Shaked’s essay proposes, in part, an analysis of race as a visual and textual category that has operated as an interrogation of artistic subjectivity in the trajectory of art making since the 1960s. Cokes recasts the descriptive terms deployed by Shaked into an evacuated space of un-specificity, in order to allow for the expansion and interchangeability of ideas. In so doing, Supplement aims to collapse the categorical realms of word and image that have been at the center of debates around identity formation.
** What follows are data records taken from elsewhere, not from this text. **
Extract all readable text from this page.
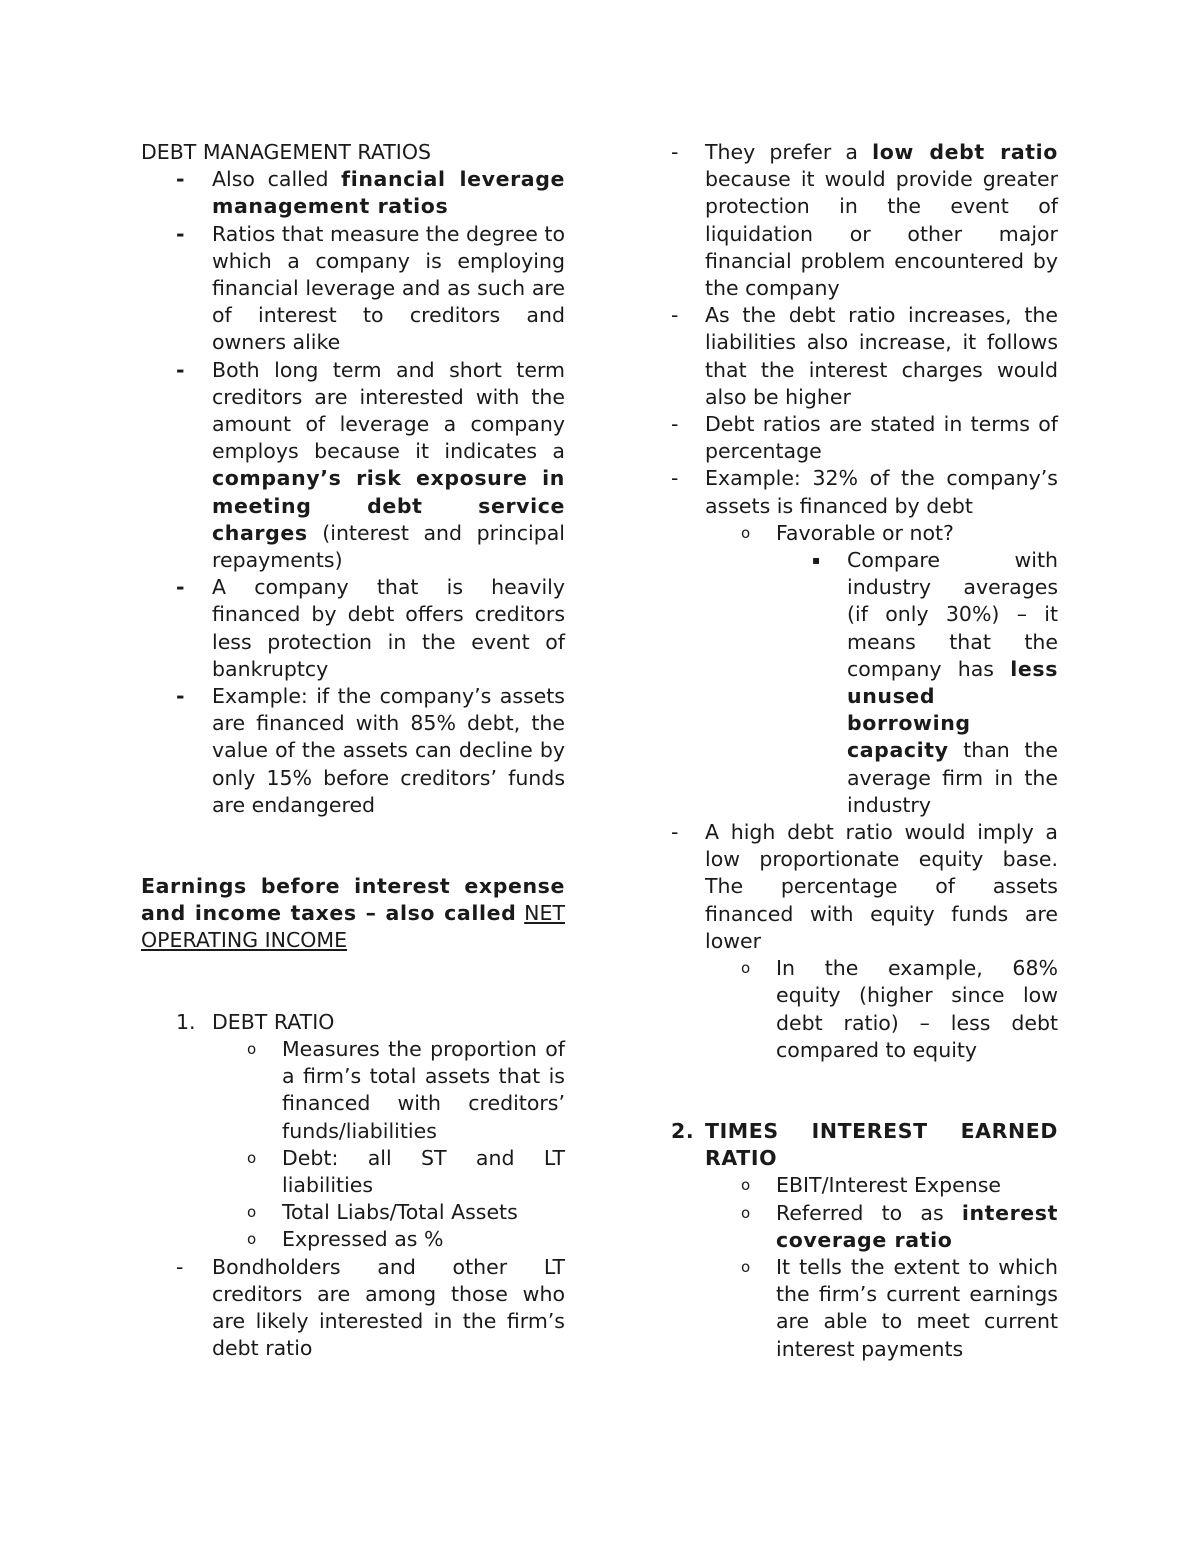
DEBT MANAGEMENT RATIOS

- Also called financial leverage management ratios
- Ratios that measure the degree to which a company is employing financial leverage and as such are of interest to creditors and owners alike
- Both long term and short term creditors are interested with the amount of leverage a company employs because it indicates a company’s risk exposure in meeting debt service charges (interest and principal repayments)
- A company that is heavily financed by debt offers creditors less protection in the event of bankruptcy
- Example: if the company’s assets are financed with 85% debt, the value of the assets can decline by only 15% before creditors’ funds are endangered
Earnings before interest expense and income taxes – also called NET OPERATING INCOME
1. DEBT RATIO
o Measures the proportion of a firm’s total assets that is financed with creditors’ funds/liabilities
o Debt: all ST and LT liabilities
o Total Liabs/Total Assets
o Expressed as %
- Bondholders and other LT creditors are among those who are likely interested in the firm’s debt ratio
- They prefer a low debt ratio because it would provide greater protection in the event of liquidation or other major financial problem encountered by the company
- As the debt ratio increases, the liabilities also increase, it follows that the interest charges would also be higher
- Debt ratios are stated in terms of percentage
- Example: 32% of the company’s assets is financed by debt
o Favorable or not?
▪ Compare with industry averages (if only 30%) – it means that the company has less unused borrowing capacity than the average firm in the industry
- A high debt ratio would imply a low proportionate equity base. The percentage of assets financed with equity funds are lower
o In the example, 68% equity (higher since low debt ratio) – less debt compared to equity
2. TIMES INTEREST EARNED RATIO
o EBIT/Interest Expense
o Referred to as interest coverage ratio
o It tells the extent to which the firm’s current earnings are able to meet current interest payments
Hovering in this displaced territory, the same set of terms creates variable meanings without reference to any single artist, practice, or historical lineage.

Rather than attempting to denounce or flatten out the arguments put forth in the cited text, Supplement instead offers a re-presentation of Shaked’s descriptive fragments. This gesture lends specificity to the genre of artist’s projects commissioned for print publication and figures the products of intellectual culture as materials ripe for appropriation. Cokes’s larger practice has gestured toward modes of art-making that recycle references from popular and mass media; Supplement puts forth a similar approach to the use and reuse of materials culled from high and low, visual and textual cultural arenas.

A downloadable video file, titled studio, time, isolation: reconstructions of soul and the sublime (excerpt – pt. 3 of 3) accompanied this project.
—Aram Moshayedi

Aram Moshayedi currently lives and works in Los Angeles where he is a curator at LAXART.

Tony Cokes is a post-conceptualist whose practice foregrounds social critique. Cokes’s works in video, installation, and sound re-contextualize appropriated texts, audio, and images to reflect upon and contest our production as subjects under capitalism. His recent projects often take the form of text animations with sound functioning as a constitutive, inter- textual element, complicating the visual. Cokes’s works have appeared in exhibitions at the Museum of Modern Art, New York; MACBA, Barcelona, Spain; the Whitney Museum of American Art, New York; and the Centre Georges Pompidou and La Cinematheque Francaise, Paris, France. He was a 2008-09 Resident Scholar/ Artist-in-Residence at the Getty Research Institute, Los Angeles. Cokes is a professor in the Department of Modern Culture and Media at Brown University, Providence.
* Supplement contains text by Nizan Shaked and Adrian Piper (Nizan Shaked, “Critical Identity Politics,” X-TRA vol. 11, no. 1 [Fall 2008], 4-15.)